We propose to construct a social graph, but instead of people, we put words as nodes and edges are weighted based on number of co-occurrence between the words. Using this social graph of words, we propose to analyze:
(1) how co-occurrence with other words change over time
(2) how the change influences the state (semantic or sentiment) associated with the entity
(3) how the change may correspond to events that occur during the same period of time
For example, the entity 'BP' frequently co-occurred with negatively associated words during and after the Gulf-spill event.
Dataset
Motivation
The co-occurrence of words changes over time
It will be interesting to model this change and analyze:
(1) How the state (semantic or sentiment) of a given entity changes over time depending on its neighbors (i.e. co-occurring words/phrases)
(2) How such changes relate to events that occur in the same period of time
(3) Whether we can find a natural sequence of events that define a change of state (semantic or sentiment) of a given entity
(4) Whether we can use (3) to predict the change of state of a given entity
Techniques
(1) Regression analysis to measure tendency of a word to become negative/positive in meaning over time, when co-occurred with negative/positive words
(Related paper: The Spread of Obesity in a Large Social Network over 32 Years - techniques applied to spread of obesity in a network of people).
(2) Identify break points in the states of an entity (based on its co-occurrence changes) and find events that correspond to the break points
(Related paper: Identifying Breakpoints in Public Opinion - technique to identify break points in sentiment found in tweets (Twitter), using a set of manually constructed emotion words)

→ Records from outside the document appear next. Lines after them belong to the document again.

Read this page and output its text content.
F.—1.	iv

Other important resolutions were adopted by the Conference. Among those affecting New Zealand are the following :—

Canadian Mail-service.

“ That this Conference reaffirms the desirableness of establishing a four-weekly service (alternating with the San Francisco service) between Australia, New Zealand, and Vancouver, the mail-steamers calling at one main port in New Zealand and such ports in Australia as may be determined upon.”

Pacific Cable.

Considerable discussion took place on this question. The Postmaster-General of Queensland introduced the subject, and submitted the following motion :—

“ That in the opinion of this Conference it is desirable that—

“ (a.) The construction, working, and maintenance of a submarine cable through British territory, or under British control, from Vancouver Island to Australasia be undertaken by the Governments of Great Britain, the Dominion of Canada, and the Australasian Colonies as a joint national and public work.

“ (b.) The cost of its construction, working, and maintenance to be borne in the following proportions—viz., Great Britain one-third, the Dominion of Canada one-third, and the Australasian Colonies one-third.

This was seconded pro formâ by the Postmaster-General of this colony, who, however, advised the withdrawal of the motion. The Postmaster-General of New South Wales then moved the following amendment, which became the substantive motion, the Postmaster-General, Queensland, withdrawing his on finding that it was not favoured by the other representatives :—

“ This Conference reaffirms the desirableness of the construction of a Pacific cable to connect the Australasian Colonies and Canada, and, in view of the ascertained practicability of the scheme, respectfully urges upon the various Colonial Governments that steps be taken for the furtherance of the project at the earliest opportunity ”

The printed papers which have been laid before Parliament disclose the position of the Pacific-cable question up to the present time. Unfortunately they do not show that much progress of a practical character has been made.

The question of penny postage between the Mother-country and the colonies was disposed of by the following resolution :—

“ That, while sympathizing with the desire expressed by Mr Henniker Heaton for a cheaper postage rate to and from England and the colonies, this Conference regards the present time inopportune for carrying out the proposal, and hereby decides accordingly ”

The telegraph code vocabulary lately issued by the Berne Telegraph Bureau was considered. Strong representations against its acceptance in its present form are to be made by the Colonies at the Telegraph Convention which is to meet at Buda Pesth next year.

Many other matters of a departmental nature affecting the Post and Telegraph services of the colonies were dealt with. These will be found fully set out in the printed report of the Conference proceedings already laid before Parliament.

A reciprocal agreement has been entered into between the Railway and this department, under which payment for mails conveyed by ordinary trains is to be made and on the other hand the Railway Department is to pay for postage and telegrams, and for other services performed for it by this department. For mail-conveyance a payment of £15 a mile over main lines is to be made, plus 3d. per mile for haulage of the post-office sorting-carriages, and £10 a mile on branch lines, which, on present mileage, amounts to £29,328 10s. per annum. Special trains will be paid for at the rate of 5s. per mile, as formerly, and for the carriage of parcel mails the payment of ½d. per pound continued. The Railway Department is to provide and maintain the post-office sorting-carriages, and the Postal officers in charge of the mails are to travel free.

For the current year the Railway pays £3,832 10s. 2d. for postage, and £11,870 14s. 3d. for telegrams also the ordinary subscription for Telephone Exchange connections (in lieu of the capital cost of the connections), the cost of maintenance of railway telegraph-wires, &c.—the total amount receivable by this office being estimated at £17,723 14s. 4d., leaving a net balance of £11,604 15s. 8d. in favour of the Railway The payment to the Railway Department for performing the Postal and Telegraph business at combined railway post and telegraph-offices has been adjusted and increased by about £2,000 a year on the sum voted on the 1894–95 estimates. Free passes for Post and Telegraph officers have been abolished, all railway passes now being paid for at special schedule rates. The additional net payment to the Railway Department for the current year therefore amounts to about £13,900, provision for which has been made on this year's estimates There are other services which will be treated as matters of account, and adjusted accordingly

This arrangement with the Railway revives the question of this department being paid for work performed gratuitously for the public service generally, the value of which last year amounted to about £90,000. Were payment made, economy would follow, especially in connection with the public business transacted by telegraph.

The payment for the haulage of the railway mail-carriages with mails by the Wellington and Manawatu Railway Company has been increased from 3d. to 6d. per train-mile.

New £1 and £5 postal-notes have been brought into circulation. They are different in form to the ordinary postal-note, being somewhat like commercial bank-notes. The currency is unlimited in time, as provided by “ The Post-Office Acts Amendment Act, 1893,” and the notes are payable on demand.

(Related paper: Quantitative Analysis of Culture Using Millions of Digitized Books - measure usage frequency over time of a given n-gram (such as "slavery", "great war", etc) that represents an entity of interest)
(3) Graph modeling of co-occurrences (where nodes are words and edges are weighted by number of co-occurrences between words). Use of techniques from dynamic network evolution, link analysis or clustering to model and analyze changes in this graph over time
Evaluation
A combination of manual evaluation and cross validation (splitting the data into training and testing and evaluate) may be done.